Olson suggests having credit cards and car loans as early as possible to build up credit, and to pay all bills on time.

“Cars are nice and flashy but won’t help you build wealth,” Olson said. “A home is the best vehicle with which to build wealth. Owning a home has a tax advantage.”

For the state of California, the median price of a home in February 2005 was $471,620, according to the California Association of Realtors website. This was a 20 percent increase from the price of a home in the same month last year.

The fact that so many people have an increasing demand for houses and apartments, but so few are available, causes the prices to go up.

“There’s not much land to build on; that’s the big problem,” Fischer said. “What’s been going on for the last three years is out of this world. The prices are unbelievable. No one can afford a house.”

Even if a person already owns a house and decides to buy a new one for the same price, the property tax is so high that it doesn’t make selling worth it, Fischer said.

“People don’t want to move, so there’s not a lot for sale,” Fischer said.

Rinker agreed that a lack of supply has helped keep prices high.

“The difficulty we’ve had is there is so little new construction,” Rinker said. “We are over 1 million units short. There is land, but it’s not zoned for high density, and building is expensive.”

Fischer said that in 1990, just before the real estate market in Southern California took a turn for the worst, there were 13,000 units available for sale.

“We all thought at least it would level off in 2001, but 2003 and 2004 were crazy,” Fischer said.

“My expectation is that prices will continue to go up, but at a more moderate pace,” Rinker said. “But I don’t see prices dropping in any significant way, either.”

SRAR also predicts prices will rise at a more moderate rate in 2005, somewhere around 10 to 15 percent instead of 20 percent, which was the increase from 2004 to 2005.

Fischer, on the other hand, believes prices are likely to drop in the future.

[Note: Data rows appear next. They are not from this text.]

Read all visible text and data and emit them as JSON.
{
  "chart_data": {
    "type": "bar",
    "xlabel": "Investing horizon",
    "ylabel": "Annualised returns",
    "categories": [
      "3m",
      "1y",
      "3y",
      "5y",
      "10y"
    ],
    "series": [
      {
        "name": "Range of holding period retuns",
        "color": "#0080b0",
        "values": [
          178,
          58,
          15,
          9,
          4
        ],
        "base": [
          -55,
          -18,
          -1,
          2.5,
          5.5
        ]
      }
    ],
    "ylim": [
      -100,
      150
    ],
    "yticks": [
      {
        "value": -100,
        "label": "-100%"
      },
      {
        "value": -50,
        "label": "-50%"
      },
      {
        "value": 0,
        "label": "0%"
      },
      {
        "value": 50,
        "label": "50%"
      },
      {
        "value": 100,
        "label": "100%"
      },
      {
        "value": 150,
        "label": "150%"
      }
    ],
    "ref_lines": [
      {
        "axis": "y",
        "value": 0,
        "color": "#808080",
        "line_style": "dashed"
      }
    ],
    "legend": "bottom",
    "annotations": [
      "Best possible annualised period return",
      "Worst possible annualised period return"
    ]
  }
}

“If we had a 30 percent drop in prices, it wouldn’t surprise me, because prices right now are way too high,” Fischer said. “It would kill the market though.”

However, there are some alternative finance options future buyers may not have previously considered.

Mortgages and financing make it possible for many people to own homes, even those with incomes lower than what CAR suggests is needed in order to buy a house.

“One of the things that has helped a lot of people buy houses in the current market is mortgages,” Rinker said. “It’s a lot easier for buyers to find what works for them.”

“The affordability index uses conventional financing,” said Donald Bleich, professor of real estate at CSUN. “If you use special financing, housing is more affordable.”

Other alternative options are moderate down payments of about 10 percent, rather than the standard 20 percent, adjustable rate mortgages with very low payments, and interest-only loans, Olson said.

A lease option also exists in some cases, which is financing arranged directly between the buyer and seller.

“The first step anyone should take is to contact a reputable lender and find out if they qualify, and if not, how they can qualify,” Olson said.

Regarding the fact that CAR suggests an income of over $110,000 to afford a typical house in the San Fernando Valley, Olson said it is not a strict figure.

“That should be used only as a guideline,” Olson said. “A potential buyer should meet with a lender to find out what they can qualify for with their specific financial needs.”

Rinker advised students not to take for granted the impact good credit has on a person’s ability to own a home.

“Recognize that everything you do with your finances and credit history now will affect you for seven to 10 years on your FICO score,” Rinker said.

Those credit scores impact whether someone is able to choose alternative financing, Rinker said.

“Good financial habits are like good study habits: They will last you for the rest of your life, and you should try to develop them now rather than later, because it will make a difference in the end,” Rinker said.